Research paper by Sabine J SJ Schlittmeier, Tobias T Weissgerber, Stefan S Kerber, Hugo H Fastl, Jürgen J Hellbrück

Indexed on: 01 Nov '11Published on: 01 Nov '11Published in: Attention, Perception, & Psychophysics



Abstract

Background sounds, such as narration, music with prominent staccato passages, and office noise impair verbal short-term memory even when these sounds are irrelevant. This irrelevant sound effect (ISE) is evoked by so-called changing-state sounds that are characterized by a distinct temporal structure with varying successive auditory-perceptive tokens. However, because of the absence of an appropriate psychoacoustically based instrumental measure, the disturbing impact of a given speech or nonspeech sound could not be predicted until now, but necessitated behavioral testing.
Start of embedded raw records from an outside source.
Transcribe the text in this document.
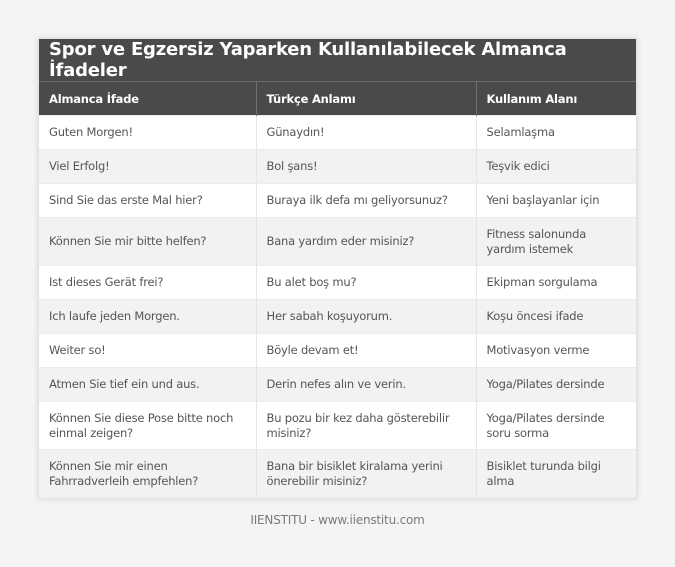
Spor ve Egzersiz Yaparken Kullanılabilecek Almanca İfadeler
Almanca İfade	Türkçe Anlamı	Kullanım Alanı
Guten Morgen!	Günaydın!	Selamlaşma
Viel Erfolg!	Bol şans!	Teşvik edici
Sind Sie das erste Mal hier?	Buraya ilk defa mı geliyorsunuz?	Yeni başlayanlar için
Können Sie mir bitte helfen?	Bana yardım eder misiniz?	Fitness salonunda yardım istemek
Ist dieses Gerät frei?	Bu alet boş mu?	Ekipman sorgulama
Ich laufe jeden Morgen.	Her sabah koşuyorum.	Koşu öncesi ifade
Weiter so!	Böyle devam et!	Motivasyon verme
Atmen Sie tief ein und aus.	Derin nefes alın ve verin.	Yoga/Pilates dersinde
Können Sie diese Pose bitte noch einmal zeigen?	Bu pozu bir kez daha gösterebilir misiniz?	Yoga/Pilates dersinde soru sorma
Können Sie mir einen Fahrradverleih empfehlen?	Bana bir bisiklet kiralama yerini önerebilir misiniz?	Bisiklet turunda bilgi alma
IIENSTITU - www.iienstitu.com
Our database for parametric modeling of the ISE included approximately 40 background sounds (e.g., speech, music, tone sequences, office noise, traffic noise) and corresponding performance data that was collected from 70 behavioral measurements of verbal short-term memory. The hearing sensation fluctuation strength was chosen to model the ISE and describes the percept of fluctuations when listening to slowly modulated sounds (f(mod) < 20 Hz). On the basis of the fluctuation strength of background sounds, the algorithm estimated behavioral performance data in 63 of 70 cases within the interquartile ranges. In particular, all real-world sounds were modeled adequately, whereas the algorithm overestimated the (non-)disturbance impact of synthetic steady-state sounds that were constituted by a repeated vowel or tone. Implications of the algorithm's strengths and prediction errors are discussed.